Usually, a woman begins her reflection starting from the relation with her mother. Motherhood, in fact, is also an inherited and transmitted model even when it does not bring to a new life as a result.
From these inherited models, motherhood can be interpreted as an altruistic action, as well as example of healthy selfishness and emancipation. However, until the choice to have children is still open, making moral judgments on motherhood will always be kind of naïve. How is it possible to theorise on an unknown experience, being it motherhood or non-motherhood?
Here there is what the two videos share, mixing the two experiences of Paola Riccucci and Marisa Volpi Orlandini – well-known scholar and art critic. Two women who know non-motherhood since the end of their fertility. “That’s life!”, “Things go like this!” and other thoughts on all their experiences: this is what comes out of the interviews. Firstly, this shows how being Lunàdiga can be the mere result of coincidences and existential flows. You may have not thought enough on it, you may have not thought in time on it, or you may have thought on it when you did not have a partner.

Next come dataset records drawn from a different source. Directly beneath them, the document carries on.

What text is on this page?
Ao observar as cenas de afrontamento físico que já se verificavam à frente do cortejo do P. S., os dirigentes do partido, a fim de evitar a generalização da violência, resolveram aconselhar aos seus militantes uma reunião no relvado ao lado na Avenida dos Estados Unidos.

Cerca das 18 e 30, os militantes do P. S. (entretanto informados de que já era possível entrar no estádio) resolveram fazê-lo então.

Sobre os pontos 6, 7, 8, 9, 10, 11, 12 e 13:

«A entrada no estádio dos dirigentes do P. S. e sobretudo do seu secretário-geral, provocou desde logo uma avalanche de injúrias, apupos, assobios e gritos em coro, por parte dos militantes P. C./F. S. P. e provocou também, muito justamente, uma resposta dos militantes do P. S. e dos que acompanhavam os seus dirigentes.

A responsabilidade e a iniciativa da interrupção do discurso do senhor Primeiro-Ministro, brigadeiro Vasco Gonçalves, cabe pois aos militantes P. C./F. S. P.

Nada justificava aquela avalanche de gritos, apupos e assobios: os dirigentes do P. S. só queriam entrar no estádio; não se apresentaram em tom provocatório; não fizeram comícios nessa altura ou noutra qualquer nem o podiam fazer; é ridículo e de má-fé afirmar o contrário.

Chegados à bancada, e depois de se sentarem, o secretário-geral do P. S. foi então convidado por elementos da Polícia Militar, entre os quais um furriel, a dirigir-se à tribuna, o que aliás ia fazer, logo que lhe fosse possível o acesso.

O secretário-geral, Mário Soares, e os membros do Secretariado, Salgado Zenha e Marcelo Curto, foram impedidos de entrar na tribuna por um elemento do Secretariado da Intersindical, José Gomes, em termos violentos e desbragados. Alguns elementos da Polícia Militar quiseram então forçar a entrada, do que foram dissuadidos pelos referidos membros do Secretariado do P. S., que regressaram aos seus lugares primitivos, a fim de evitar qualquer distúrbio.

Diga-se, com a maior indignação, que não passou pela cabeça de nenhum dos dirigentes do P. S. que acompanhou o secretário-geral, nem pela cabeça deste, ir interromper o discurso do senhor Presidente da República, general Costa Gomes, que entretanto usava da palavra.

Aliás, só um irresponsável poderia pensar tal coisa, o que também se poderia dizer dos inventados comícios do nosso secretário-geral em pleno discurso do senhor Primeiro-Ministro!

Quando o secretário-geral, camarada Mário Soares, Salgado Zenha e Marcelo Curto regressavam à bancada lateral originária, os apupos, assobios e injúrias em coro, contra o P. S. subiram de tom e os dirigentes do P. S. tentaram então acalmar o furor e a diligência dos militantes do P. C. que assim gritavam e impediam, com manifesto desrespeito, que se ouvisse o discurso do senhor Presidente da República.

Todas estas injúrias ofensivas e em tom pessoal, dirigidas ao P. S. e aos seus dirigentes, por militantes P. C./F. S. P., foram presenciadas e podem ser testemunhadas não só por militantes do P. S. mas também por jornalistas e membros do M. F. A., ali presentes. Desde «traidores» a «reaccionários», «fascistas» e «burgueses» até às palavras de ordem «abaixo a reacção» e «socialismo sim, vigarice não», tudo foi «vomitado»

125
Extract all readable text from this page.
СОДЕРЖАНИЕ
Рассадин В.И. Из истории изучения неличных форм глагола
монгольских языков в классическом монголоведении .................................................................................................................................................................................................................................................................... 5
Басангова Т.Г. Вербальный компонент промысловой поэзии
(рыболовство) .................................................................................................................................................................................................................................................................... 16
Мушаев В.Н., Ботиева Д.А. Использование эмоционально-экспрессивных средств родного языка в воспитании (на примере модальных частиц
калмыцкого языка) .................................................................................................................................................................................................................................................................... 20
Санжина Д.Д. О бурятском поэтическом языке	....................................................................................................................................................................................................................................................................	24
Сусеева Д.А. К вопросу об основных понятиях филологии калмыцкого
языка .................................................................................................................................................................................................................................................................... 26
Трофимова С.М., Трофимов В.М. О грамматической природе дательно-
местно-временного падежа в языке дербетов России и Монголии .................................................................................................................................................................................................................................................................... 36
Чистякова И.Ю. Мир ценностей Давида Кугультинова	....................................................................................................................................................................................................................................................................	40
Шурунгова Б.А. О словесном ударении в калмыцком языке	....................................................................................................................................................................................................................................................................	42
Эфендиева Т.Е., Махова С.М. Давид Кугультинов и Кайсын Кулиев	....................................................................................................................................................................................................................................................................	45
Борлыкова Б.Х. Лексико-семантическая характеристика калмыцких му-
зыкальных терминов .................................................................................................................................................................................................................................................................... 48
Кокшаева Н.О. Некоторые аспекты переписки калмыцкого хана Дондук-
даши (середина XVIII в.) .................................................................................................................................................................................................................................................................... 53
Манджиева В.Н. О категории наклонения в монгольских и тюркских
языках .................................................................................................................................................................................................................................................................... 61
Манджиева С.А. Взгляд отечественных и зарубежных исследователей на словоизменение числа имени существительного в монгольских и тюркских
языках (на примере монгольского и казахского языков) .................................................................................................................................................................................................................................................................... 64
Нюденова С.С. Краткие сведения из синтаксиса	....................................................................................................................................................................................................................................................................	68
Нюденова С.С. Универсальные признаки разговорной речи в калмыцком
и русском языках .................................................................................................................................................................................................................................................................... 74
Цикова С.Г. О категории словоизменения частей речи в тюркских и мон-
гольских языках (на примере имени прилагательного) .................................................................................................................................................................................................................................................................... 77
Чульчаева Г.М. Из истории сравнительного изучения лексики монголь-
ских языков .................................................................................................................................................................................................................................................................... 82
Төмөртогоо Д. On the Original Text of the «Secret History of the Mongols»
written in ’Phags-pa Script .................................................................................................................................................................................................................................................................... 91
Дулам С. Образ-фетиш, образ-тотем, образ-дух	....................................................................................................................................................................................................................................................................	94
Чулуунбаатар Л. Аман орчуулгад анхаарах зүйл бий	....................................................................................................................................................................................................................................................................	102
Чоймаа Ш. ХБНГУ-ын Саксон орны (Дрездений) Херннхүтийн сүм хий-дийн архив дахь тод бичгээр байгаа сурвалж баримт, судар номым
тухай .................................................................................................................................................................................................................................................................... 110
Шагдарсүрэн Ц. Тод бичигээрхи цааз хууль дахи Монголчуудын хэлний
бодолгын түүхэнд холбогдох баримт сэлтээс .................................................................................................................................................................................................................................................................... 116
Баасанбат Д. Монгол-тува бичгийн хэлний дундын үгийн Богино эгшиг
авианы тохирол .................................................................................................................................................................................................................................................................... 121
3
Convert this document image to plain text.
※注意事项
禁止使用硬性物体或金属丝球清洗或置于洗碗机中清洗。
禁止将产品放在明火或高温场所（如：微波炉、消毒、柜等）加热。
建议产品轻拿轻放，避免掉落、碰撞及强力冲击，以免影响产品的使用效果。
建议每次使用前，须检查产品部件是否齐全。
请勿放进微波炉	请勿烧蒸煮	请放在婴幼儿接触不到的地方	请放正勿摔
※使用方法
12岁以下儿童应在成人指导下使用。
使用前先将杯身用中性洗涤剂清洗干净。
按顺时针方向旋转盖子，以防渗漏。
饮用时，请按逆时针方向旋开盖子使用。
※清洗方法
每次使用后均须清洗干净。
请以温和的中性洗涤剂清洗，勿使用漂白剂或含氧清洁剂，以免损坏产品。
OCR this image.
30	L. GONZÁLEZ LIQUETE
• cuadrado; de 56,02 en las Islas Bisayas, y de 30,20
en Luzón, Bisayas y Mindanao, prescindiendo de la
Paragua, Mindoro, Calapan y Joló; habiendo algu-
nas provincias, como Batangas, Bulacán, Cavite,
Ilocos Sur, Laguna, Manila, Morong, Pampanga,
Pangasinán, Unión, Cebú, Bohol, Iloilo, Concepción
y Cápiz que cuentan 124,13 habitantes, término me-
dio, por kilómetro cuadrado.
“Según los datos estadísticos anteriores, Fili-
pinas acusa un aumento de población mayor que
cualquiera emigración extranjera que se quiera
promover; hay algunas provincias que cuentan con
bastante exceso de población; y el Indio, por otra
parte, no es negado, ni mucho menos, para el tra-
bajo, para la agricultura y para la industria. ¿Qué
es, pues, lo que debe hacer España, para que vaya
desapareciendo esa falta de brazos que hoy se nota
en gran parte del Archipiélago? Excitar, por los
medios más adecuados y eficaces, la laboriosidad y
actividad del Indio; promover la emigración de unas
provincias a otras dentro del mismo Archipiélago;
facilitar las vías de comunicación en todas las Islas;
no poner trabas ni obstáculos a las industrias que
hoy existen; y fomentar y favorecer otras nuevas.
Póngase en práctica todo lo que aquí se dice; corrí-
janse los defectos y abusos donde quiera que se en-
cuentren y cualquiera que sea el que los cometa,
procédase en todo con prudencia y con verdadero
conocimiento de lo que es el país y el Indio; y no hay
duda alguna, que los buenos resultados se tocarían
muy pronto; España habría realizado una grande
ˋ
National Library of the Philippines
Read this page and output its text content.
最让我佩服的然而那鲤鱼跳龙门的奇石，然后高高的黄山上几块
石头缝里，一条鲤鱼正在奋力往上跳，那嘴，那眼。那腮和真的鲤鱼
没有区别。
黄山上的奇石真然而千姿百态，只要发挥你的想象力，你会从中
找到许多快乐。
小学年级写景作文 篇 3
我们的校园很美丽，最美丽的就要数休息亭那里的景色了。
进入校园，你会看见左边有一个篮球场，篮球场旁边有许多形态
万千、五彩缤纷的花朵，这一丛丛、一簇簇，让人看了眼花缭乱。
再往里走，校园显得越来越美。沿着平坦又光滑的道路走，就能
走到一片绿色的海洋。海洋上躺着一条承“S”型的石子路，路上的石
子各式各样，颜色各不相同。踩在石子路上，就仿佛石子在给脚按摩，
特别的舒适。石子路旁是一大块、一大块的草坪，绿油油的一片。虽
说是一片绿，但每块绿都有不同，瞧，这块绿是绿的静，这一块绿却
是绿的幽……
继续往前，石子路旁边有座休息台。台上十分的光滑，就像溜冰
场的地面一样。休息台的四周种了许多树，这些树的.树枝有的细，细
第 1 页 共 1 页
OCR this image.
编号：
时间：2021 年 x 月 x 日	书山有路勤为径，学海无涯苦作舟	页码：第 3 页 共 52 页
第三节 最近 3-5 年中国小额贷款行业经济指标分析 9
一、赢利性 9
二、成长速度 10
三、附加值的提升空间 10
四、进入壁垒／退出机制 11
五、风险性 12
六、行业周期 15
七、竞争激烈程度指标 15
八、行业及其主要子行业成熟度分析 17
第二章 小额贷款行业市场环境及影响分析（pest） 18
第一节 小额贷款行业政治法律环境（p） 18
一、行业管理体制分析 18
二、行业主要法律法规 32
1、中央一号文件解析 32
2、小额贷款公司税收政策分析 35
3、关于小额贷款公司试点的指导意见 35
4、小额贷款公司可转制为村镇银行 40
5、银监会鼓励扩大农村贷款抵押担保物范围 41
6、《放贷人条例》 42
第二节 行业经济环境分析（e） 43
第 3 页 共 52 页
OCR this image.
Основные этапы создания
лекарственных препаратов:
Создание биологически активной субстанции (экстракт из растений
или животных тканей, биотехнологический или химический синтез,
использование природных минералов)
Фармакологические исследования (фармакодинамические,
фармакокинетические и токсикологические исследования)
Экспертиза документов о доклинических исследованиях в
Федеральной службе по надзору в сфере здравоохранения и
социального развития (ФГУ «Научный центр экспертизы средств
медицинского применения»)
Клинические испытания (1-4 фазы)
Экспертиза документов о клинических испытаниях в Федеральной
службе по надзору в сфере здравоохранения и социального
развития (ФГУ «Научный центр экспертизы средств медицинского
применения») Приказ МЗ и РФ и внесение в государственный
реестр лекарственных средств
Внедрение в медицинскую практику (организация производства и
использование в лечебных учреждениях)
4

So, how much is life capable to influence (non)motherhood?
Even if becoming mother is considered a goal for female self-development, how many women do renounce to other personal life goals because of external variables? Missed artists, missed explorers, missed lovers. Maybe judging what life gives and takes is riskily arrogant.
On the other hand, three midwives – part of the movie Lunàdigas, or concerning childfree women – rooted in the tradition of assisting maternity – offer another perspective on the same topic. Compared to other life experiences, having a child is particularly precious for a woman. Fertility is biologically part of female existence as many other moments linked to reproduction as pre-menstrual syndromes, hormonal changes, and so on.
In this scientific view, a realized motherhood is like the happy ending of a story that lasts for the whole period of fertility. This is why bringing to life a new being gives the idea of completeness and conclusion of a path in the life of women. Nonetheless, taking this vision for granted, it is important to understand if a Lunàdiga really feels empty because of lacking this ending of the story.
Here, we move back to the intense words of the critic Volpi Orlandini. Artworks, home design details, intellectual observations, but any feeling of emptiness. Although, among many born ideas, during a whole existence, there can be a bit of nostalgic curiosity towards unrealised experiences. However, despite missed experiences – no matter of what kind they are – non-motherhood should not be overloaded of expectations.
The life of a woman is not centred on reproductive chances: this is the only assumption to respect, either during fertility or not. Regardless of moments of “life force towards reproduction”, as explained by Riccucci, it is important to be aware when following or not this biological path.
Thus, what really gives the feeling of individual completeness is the autonomy of evaluating personal choices, disregarding the concretisation of maternity. Instead, when a woman is not encouraged to challenge her instinct to becoming mother, there is a concrete problem. Maternity must be a choice; if not, a young mother could be easily disappointed when she did not expect consequences, pros and cons of motherhood but it is too late to go back.
Exactly at this point, Lunàdigas comes to wake up women’s nostalgic curiosity towards what they do and what they do not in their life. So, even young girls in the in the middle of fertility – probably already perfect mothers in their minds –, can at least think about what completeness means. Actually, it does not mean at all taking all the (infinite) opportunities that life gives.
…and then, they lived happily ever after, with their own happy ending!